The 5 Hidden Costs of NOT Switching Payment Gateway Providers
A lack of human support
This is perhaps the most well-hidden cost of an underperforming payment gateway provider.
Most providers provide detailed documentation, but that’s no substitute for a dedicated support team who are ready to answer questions.
Your tech people are experts in their field. They’re highly motivated problem solvers, but sometimes it’s just quicker and simpler for them to call up and ask for advice.
Having access to senior level technical support that’s available when you need it will not only reduce trouble-shooting time, it will enable in-house tech teams to extract the maximum value from your gateway solution.
Unless you’re closely tracking declines, it’s not easy to quantify just how much they’re costing you. There may not be a specific figure to keep you awake at night but you could still be missing out on revenue if your declines remain unnecessarily high.
For example, if your current provider doesn’t support global payments through local acquiring, offer mobile optimised payments, and provide a customisable, frictionless check-out, it’s safe to say your decline rates are unnecessarily high.
Your next payment gateway provider will be able to advise you on reducing your decline rate easily and should be 100% transparent about their own costs too. They should also be able to advise quite quickly on whether you’re facing any hidden fees or costs based on your current statement.
Even if you’re not sure it’s time to switch, it may be time to take a detailed look at your decline rates to identify unnecessary losses.
Costs incurred by platform downtime don’t just occur while your gateway is offline.
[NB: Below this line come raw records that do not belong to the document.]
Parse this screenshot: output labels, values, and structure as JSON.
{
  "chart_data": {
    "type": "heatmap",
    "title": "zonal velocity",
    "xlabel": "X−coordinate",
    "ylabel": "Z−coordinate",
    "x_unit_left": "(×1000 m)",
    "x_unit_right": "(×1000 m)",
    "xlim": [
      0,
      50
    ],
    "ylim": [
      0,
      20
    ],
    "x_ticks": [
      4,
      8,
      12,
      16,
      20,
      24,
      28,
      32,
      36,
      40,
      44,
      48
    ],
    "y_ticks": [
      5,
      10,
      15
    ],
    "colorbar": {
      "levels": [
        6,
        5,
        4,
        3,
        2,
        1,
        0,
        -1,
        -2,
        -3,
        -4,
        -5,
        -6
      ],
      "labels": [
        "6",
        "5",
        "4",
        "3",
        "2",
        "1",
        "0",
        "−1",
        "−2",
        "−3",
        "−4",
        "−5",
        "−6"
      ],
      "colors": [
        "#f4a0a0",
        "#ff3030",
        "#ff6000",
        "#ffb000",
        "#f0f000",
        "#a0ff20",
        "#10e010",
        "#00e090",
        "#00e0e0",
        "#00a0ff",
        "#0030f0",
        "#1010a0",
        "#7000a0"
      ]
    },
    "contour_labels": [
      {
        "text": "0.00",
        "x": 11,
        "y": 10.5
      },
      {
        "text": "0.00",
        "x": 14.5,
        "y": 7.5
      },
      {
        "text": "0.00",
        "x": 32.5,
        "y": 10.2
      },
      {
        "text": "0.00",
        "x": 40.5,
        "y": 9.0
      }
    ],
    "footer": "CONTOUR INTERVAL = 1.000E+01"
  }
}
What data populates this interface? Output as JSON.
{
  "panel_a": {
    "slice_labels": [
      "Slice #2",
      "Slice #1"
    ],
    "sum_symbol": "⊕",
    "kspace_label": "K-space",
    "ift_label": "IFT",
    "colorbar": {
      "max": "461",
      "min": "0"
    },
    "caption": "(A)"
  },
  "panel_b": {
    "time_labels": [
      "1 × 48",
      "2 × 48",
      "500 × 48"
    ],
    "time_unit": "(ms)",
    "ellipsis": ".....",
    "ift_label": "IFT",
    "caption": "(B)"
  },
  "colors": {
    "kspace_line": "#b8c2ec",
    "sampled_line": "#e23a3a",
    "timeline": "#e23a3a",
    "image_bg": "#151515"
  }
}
They’re a recurring loss. As well as measurable losses, you need to factor in first time visitors who abandon their purchase and subscription renewals that lapse within the overall cost of platform downtime.
Choosing a gateway provider with a hot-hot tech stack – namely, a server configuration with intelligent failover where the backup is always on – means you don’t just minimise downtime, you erase it completely.
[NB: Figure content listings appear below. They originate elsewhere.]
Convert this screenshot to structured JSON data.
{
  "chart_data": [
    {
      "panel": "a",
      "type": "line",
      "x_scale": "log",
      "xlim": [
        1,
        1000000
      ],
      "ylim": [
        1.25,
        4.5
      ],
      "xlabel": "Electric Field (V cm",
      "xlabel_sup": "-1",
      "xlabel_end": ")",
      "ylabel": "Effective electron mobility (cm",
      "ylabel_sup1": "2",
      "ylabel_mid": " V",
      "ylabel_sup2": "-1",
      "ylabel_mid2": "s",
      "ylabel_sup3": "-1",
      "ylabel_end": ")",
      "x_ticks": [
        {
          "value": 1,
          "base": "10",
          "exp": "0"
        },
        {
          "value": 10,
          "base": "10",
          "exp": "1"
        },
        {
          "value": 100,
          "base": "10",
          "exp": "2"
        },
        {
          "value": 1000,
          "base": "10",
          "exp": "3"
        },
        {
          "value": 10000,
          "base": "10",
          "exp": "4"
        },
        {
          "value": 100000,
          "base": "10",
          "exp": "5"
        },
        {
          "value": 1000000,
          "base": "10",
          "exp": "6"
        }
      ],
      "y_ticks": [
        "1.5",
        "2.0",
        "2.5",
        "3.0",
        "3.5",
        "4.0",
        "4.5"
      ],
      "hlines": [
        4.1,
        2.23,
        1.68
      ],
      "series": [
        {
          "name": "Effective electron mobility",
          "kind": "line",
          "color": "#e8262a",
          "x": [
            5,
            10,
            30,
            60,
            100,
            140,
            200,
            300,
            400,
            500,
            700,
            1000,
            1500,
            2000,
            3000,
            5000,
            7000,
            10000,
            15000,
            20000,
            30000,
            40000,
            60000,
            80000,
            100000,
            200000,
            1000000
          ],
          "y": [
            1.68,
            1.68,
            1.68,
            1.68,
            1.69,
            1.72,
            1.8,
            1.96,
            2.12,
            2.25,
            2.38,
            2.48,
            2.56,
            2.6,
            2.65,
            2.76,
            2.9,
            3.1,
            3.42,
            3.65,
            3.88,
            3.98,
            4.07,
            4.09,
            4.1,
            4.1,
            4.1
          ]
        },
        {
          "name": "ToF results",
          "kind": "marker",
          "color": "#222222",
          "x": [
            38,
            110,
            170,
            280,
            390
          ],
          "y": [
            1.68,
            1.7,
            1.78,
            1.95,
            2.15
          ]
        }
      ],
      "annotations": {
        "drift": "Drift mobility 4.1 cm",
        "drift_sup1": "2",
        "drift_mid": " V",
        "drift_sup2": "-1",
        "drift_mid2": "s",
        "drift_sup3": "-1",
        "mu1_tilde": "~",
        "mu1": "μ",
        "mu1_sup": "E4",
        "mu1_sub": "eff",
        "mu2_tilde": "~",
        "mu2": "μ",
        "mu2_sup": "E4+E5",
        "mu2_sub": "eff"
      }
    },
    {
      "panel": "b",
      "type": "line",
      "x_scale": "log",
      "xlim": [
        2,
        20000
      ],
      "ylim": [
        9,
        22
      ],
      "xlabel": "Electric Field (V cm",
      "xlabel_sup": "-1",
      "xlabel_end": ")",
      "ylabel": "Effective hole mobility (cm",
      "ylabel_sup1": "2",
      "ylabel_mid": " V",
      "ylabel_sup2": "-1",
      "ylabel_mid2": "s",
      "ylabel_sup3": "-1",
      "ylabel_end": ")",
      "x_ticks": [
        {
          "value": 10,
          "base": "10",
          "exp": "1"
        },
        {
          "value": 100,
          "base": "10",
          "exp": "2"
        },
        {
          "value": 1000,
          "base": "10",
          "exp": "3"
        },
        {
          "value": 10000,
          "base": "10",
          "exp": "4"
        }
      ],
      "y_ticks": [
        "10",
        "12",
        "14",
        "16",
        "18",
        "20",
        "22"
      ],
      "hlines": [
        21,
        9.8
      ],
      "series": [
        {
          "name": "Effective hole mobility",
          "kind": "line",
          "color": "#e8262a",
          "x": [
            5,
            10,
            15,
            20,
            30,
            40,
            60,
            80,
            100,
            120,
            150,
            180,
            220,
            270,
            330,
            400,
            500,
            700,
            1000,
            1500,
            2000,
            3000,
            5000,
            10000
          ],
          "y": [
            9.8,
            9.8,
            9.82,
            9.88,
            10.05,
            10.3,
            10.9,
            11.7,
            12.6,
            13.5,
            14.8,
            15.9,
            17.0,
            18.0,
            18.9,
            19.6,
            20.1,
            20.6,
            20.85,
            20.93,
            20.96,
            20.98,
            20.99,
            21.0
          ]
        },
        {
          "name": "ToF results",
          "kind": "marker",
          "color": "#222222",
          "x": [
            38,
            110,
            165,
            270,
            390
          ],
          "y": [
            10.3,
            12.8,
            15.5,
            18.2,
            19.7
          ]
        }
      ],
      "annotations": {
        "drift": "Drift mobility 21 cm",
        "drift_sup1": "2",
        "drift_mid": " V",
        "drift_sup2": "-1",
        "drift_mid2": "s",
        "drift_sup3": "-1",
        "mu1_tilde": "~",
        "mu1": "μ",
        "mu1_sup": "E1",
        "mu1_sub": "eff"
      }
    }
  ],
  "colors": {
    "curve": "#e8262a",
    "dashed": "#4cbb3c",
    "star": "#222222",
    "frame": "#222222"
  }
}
That’s a 100% reduction in lost sales from downtime, plus a 100% reduction in time spent dealing with server failure.
Compare the time required to implement a new payment gateway, which in BlueSnap’s case can be as little as two days, to the hidden cost of direct and associated losses to see the benefits.
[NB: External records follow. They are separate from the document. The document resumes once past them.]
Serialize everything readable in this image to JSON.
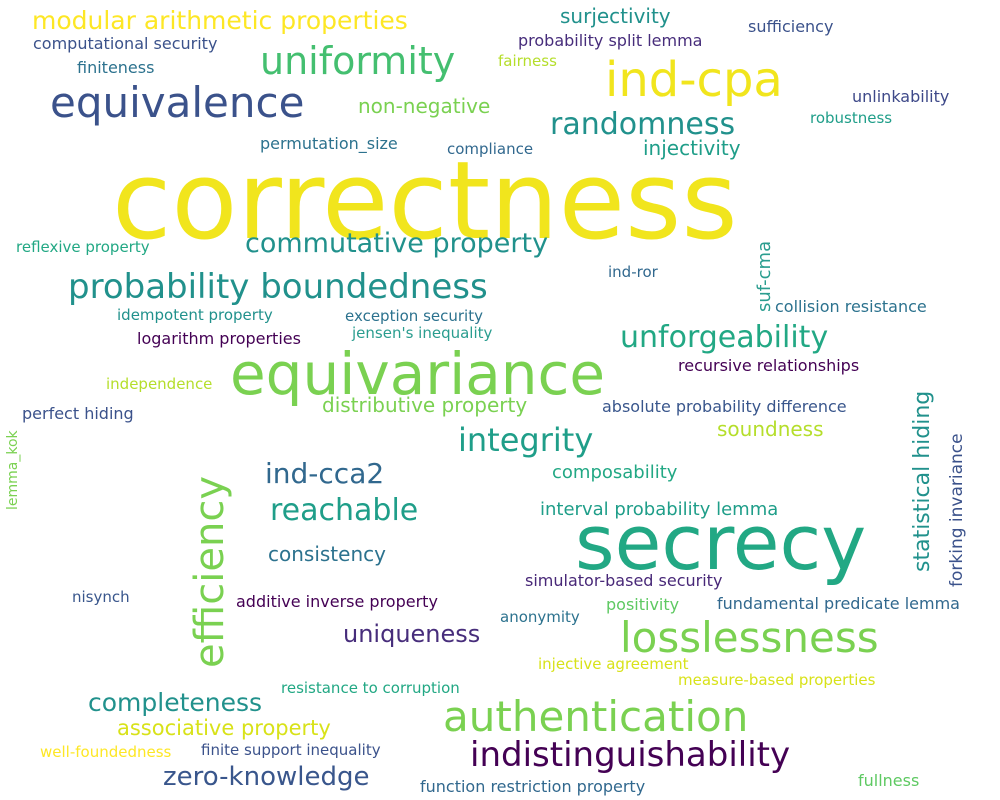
{
  "words": [
    {
      "text": "correctness",
      "color": "#f1e51d"
    },
    {
      "text": "secrecy",
      "color": "#22a884"
    },
    {
      "text": "equivariance",
      "color": "#7ad151"
    },
    {
      "text": "ind-cpa",
      "color": "#f1e51d"
    },
    {
      "text": "equivalence",
      "color": "#3b528b"
    },
    {
      "text": "authentication",
      "color": "#7ad151"
    },
    {
      "text": "uniformity",
      "color": "#44bf70"
    },
    {
      "text": "losslessness",
      "color": "#7ad151"
    },
    {
      "text": "efficiency",
      "color": "#7ad151"
    },
    {
      "text": "probability boundedness",
      "color": "#21918c"
    },
    {
      "text": "indistinguishability",
      "color": "#440154"
    },
    {
      "text": "modular arithmetic properties",
      "color": "#fde725"
    },
    {
      "text": "commutative property",
      "color": "#21918c"
    },
    {
      "text": "integrity",
      "color": "#1f9e89"
    },
    {
      "text": "randomness",
      "color": "#21918c"
    },
    {
      "text": "unforgeability",
      "color": "#22a884"
    },
    {
      "text": "reachable",
      "color": "#1f9e89"
    },
    {
      "text": "ind-cca2",
      "color": "#31688e"
    },
    {
      "text": "zero-knowledge",
      "color": "#39568c"
    },
    {
      "text": "completeness",
      "color": "#21918c"
    },
    {
      "text": "uniqueness",
      "color": "#472d7b"
    },
    {
      "text": "statistical hiding",
      "color": "#21918c"
    },
    {
      "text": "non-negative",
      "color": "#7ad151"
    },
    {
      "text": "associative property",
      "color": "#d8e219"
    },
    {
      "text": "consistency",
      "color": "#2c728e"
    },
    {
      "text": "distributive property",
      "color": "#7ad151"
    },
    {
      "text": "surjectivity",
      "color": "#21918c"
    },
    {
      "text": "injectivity",
      "color": "#1f9e89"
    },
    {
      "text": "soundness",
      "color": "#b5de2b"
    },
    {
      "text": "composability",
      "color": "#22a884"
    },
    {
      "text": "interval probability lemma",
      "color": "#1f9e89"
    },
    {
      "text": "suf-cma",
      "color": "#2a9d8f"
    },
    {
      "text": "forking invariance",
      "color": "#3b528b"
    },
    {
      "text": "positivity",
      "color": "#5ec962"
    },
    {
      "text": "simulator-based security",
      "color": "#482878"
    },
    {
      "text": "additive inverse property",
      "color": "#440154"
    },
    {
      "text": "fundamental predicate lemma",
      "color": "#31688e"
    },
    {
      "text": "recursive relationships",
      "color": "#440154"
    },
    {
      "text": "absolute probability difference",
      "color": "#39568c"
    },
    {
      "text": "computational security",
      "color": "#3b528b"
    },
    {
      "text": "probability split lemma",
      "color": "#472d7b"
    },
    {
      "text": "sufficiency",
      "color": "#3b528b"
    },
    {
      "text": "finiteness",
      "color": "#2c728e"
    },
    {
      "text": "fairness",
      "color": "#b5de2b"
    },
    {
      "text": "unlinkability",
      "color": "#3e4989"
    },
    {
      "text": "robustness",
      "color": "#1f9e89"
    },
    {
      "text": "permutation_size",
      "color": "#2c728e"
    },
    {
      "text": "compliance",
      "color": "#31688e"
    },
    {
      "text": "reflexive property",
      "color": "#22a884"
    },
    {
      "text": "ind-ror",
      "color": "#31688e"
    },
    {
      "text": "collision resistance",
      "color": "#2c728e"
    },
    {
      "text": "idempotent property",
      "color": "#21918c"
    },
    {
      "text": "exception security",
      "color": "#2c728e"
    },
    {
      "text": "jensen's inequality",
      "color": "#2a9d8f"
    },
    {
      "text": "logarithm properties",
      "color": "#440154"
    },
    {
      "text": "independence",
      "color": "#b5de2b"
    },
    {
      "text": "perfect hiding",
      "color": "#3b528b"
    },
    {
      "text": "lemma_kok",
      "color": "#7ad151"
    },
    {
      "text": "nisynch",
      "color": "#39568c"
    },
    {
      "text": "anonymity",
      "color": "#2c728e"
    },
    {
      "text": "injective agreement",
      "color": "#d8e219"
    },
    {
      "text": "measure-based properties",
      "color": "#d8e219"
    },
    {
      "text": "resistance to corruption",
      "color": "#22a884"
    },
    {
      "text": "well-foundedness",
      "color": "#fde725"
    },
    {
      "text": "finite support inequality",
      "color": "#3b528b"
    },
    {
      "text": "function restriction property",
      "color": "#31688e"
    },
    {
      "text": "fullness",
      "color": "#5ec962"
    }
  ]
}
How much of your time is it worth investing to completely eradicate platform downtime from your list of worries?
The hidden cost of check-out friction needn’t stay hidden forever.
If you take a look at the User Flow and Exit Page reports in Google Analytics you’ll be able to easily identify the point at which your customers abandon their journey. If you’re seeing a lot of abandonments on the check-out page, there’s a high chance this is a user experience issue.
A lot of payment gateway providers, while allowing branding and some customisation, still force an out-of-the-box solution on their merchants. This effectively results in a wide range of customers, with differing habits and expectations, using different devices, being funnelled through the same checkout process.
You can reduce check-out friction by switching to a provider that offers a truly custom user experience. Nobody knows your customers better than you, so why entrust their experience to a one size fits all solution?
Another recurring hidden cost. Complicated reconciliation processes put a drain on your finance department. Some gateway providers do a great job of making reconciliation easy and quick, enabling an almost automated process through a dedicated API. Others provide basic summary data which finance teams then need to export and interrogate.
If your current payment gateway provider does the basics well but either falls short when it comes to reporting, or charges an extra fee for detailed, user-friendly reports, this is a cost burden and a source of monthly stress for your team. You also need to account for the period of time during which you don’t have access to the latest sales data and customer trends.
Opting for a gateway partner that delivers a robust analytics package as standard, eliminates headaches, cuts costs and saves time.